Disclosure and Conflict Mitigation
- CLO managers (as well as all private fund advisors more generally) are already subject to enforceable federal fiduciary duties under Section 206 of the Advisors Act (the so-called “anti-fraud provision”) and other federal securities laws designed to prevent fraud.
- The CLO offering circulars and management agreements describe in detail the potential conflicts of interest between the CLO manager and its affiliates, on the one hand, and the CLO issuer, on the other hand, and the the manager’s policies and procedures for managing such conflicts of interest, in accordance with laws and regulations.
- CLO management fees are calculated on the basis of assets under management; however, in most cases, the value of these assets is the full nominal amount of each loan held by the CLO, with limited input from the CLO manager, and therefore limited possibility of actions motivated by conflicts of interest between the CLO manager and the issuer to affect the manager’s fees.
- The types of costs that can be charged to a CLO are quite limited in nature, are only paid by the CLO’s trustees upon presentation of appropriate documentation, and are subject to an annual cap under the CLO’s trust deed.
- Investment grade securities of CLOs are rated by independent rating agencies that are subject to the requirements of Rule 17g-5 of the Securities Exchange Act, which requires the disclosure of material information for such ratings in a data room accessible by d ‘other rating agencies that may produce their own unsolicited ratings of the same securities (rule adopted to implement Section 943 of the Dodd-Frank Act, designed to reduce conflicts of interest in the third-party rating process ).
What is the timetable for the adoption of these rules?
The proposed rules are subject to an initial comment period expiring on April 25, 2022. As with all SEC proposals, the comment period may be extended and the proposals are subject to potential amendments and subsequent resubmission prior to publication. be adopted in their final form, if at all. CLO industry participants will recall that a protracted adoption process took place for the credit risk retention rules, originally proposed in April 2011 and not finalized until October 2014, with an effective date in force for two-year CLOs. After coming into effect for CLOs, these rules were then successfully challenged in court in 2018 as they purported to apply to “open market CLOs”. With regard to the rules proposed in this case, it is important to note that even their initial version indicates that they would not come into force until one year after the publication of the final rules in the Federal Register. That said, given the broad scope of the proposed rules and their significant potential impact on CLOs, industry groups and market participants are preparing comment letters and will continue to monitor this space closely for new developments.
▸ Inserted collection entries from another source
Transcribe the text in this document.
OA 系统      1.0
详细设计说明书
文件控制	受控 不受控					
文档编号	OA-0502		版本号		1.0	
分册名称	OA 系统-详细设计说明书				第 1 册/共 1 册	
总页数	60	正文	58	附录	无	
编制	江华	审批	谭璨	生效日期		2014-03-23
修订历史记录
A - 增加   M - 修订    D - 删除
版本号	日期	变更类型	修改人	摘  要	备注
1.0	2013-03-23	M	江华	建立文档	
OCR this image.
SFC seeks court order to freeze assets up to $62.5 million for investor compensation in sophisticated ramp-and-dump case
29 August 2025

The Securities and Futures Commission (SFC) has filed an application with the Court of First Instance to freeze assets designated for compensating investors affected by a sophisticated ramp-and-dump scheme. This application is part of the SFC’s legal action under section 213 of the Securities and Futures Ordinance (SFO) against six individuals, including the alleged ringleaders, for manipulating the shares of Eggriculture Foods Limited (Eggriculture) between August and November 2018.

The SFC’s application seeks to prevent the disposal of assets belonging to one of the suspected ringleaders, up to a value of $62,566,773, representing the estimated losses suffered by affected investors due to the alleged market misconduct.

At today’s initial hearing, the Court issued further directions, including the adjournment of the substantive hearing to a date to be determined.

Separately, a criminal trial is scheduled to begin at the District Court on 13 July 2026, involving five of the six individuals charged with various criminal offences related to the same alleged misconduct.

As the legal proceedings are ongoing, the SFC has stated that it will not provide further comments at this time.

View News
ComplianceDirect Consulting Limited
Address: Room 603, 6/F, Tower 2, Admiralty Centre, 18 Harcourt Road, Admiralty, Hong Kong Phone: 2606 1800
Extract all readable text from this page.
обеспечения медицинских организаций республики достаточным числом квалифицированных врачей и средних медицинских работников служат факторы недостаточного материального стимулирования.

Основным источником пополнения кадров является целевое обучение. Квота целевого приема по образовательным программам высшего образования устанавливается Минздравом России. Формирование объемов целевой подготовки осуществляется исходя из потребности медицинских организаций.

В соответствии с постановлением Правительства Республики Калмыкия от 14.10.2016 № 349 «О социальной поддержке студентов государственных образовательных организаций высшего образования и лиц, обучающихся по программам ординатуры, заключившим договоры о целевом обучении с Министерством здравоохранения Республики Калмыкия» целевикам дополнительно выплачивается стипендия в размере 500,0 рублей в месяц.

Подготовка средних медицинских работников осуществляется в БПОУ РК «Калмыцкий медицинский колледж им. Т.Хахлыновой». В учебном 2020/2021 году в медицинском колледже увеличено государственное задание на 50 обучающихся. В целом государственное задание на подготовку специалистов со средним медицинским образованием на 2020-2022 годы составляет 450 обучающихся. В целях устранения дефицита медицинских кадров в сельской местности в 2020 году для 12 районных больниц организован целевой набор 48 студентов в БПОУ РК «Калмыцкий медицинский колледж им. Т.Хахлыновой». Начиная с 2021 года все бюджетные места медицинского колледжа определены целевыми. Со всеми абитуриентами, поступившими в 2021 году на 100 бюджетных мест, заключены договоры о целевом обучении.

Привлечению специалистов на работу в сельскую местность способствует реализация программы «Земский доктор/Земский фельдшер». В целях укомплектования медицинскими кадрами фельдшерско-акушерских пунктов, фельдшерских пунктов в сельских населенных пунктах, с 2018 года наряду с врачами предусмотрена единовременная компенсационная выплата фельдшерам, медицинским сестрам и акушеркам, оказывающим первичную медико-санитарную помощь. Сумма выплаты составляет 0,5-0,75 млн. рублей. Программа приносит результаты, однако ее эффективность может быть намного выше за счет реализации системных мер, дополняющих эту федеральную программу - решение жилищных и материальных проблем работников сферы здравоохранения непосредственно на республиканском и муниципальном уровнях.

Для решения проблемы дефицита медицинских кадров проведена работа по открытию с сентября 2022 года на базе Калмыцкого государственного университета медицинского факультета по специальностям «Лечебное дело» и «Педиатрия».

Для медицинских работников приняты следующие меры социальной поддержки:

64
1 The type of performance information that would be required for CLOs is uncertain and depends on whether the CLOs will be considered “illiquid funds”, “liquid funds” or hybrids of the two. A careful reading of the proposed rules suggests that CLOs should be treated as liquid funds, which should disclose annual net total returns for each calendar year since inception, annual net total returns over the one-, five-, and 10-year periods and the cumulative net total return for the current calendar year at the end of the last calendar quarter covered by the quarterly statement.